Probable Cause to believe A committed Class B Felony (Robbery 18t) was over 14 years of age @ time of commission upon motion of County Atty after conferring w/Comm. Atty; all per ICRS 635.020.”

Other portions of the standard AOC form, which contains several check-off boxes, parrot KRS 640.010(2)(b), stating the Commonwealth "has ... established that an offense was committed and that the child committed an offense falling within the purview of KRS 635.020(2), (3), (5), (6), (7), or (8); and "has ... proven that the child: was 14 years of age at the time of the alleged commission of the offense and is charged with a capital offense, Class A or Class B Felony[;]” "was 14 years of age at the time of the alleged commission of the offense and is charged with a felony in which a firearm was used in the commission of the offense[;]” and, “the Court has considered the following factors ... [t]he seriousness of the alleged offense; whether the offense was against person or property, the maturity of the child as determined by his environment; the child’s prior record, or lack thereof; the best interest of the child and community; the prospects of adequate protection of the public; and the likelihood of reasonable rehabilitation of the child by use of procedures, service and facilities currently available to the juvenile justice system.” The only one of the eight factors recited in KRS 640.010(2)(b) not checked on the form was "[ejvidence of child’s participation in a gang.” The district court did not check all applicable boxes.
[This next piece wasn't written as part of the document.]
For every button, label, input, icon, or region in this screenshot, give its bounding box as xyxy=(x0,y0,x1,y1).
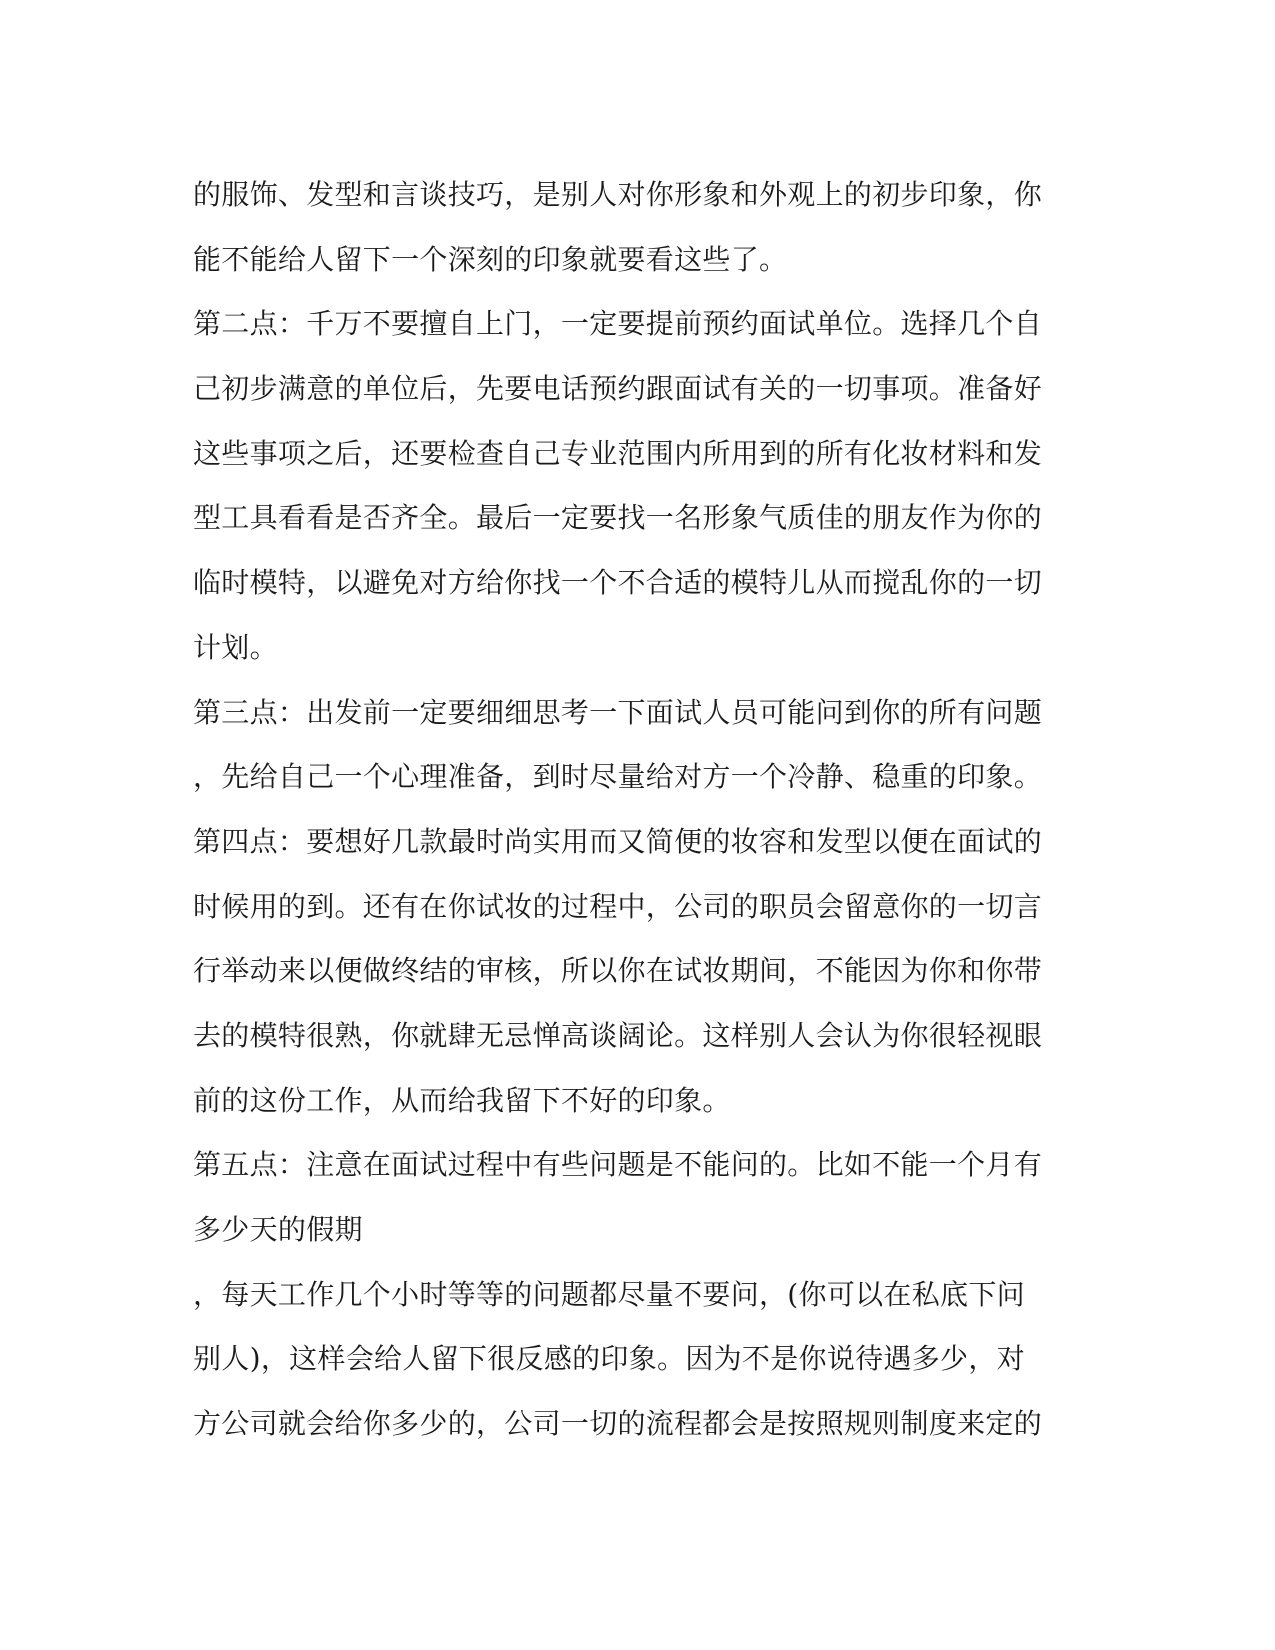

It did not indicate whether the seven factors it found favored or did not favor transfer. Because no box was checked on this item, the Commonwealth rests its argument "on the mandatory transfer under KRS 635.020(4)” alone.

. The robbery occurred in a park or playground near a school just before midnight. Defense counsel had questioned why the victim was there at that hour. She did not question why Perkins was there.

. Rules of the Supreme Court.

. Kentucky Rules of Civil Procedure.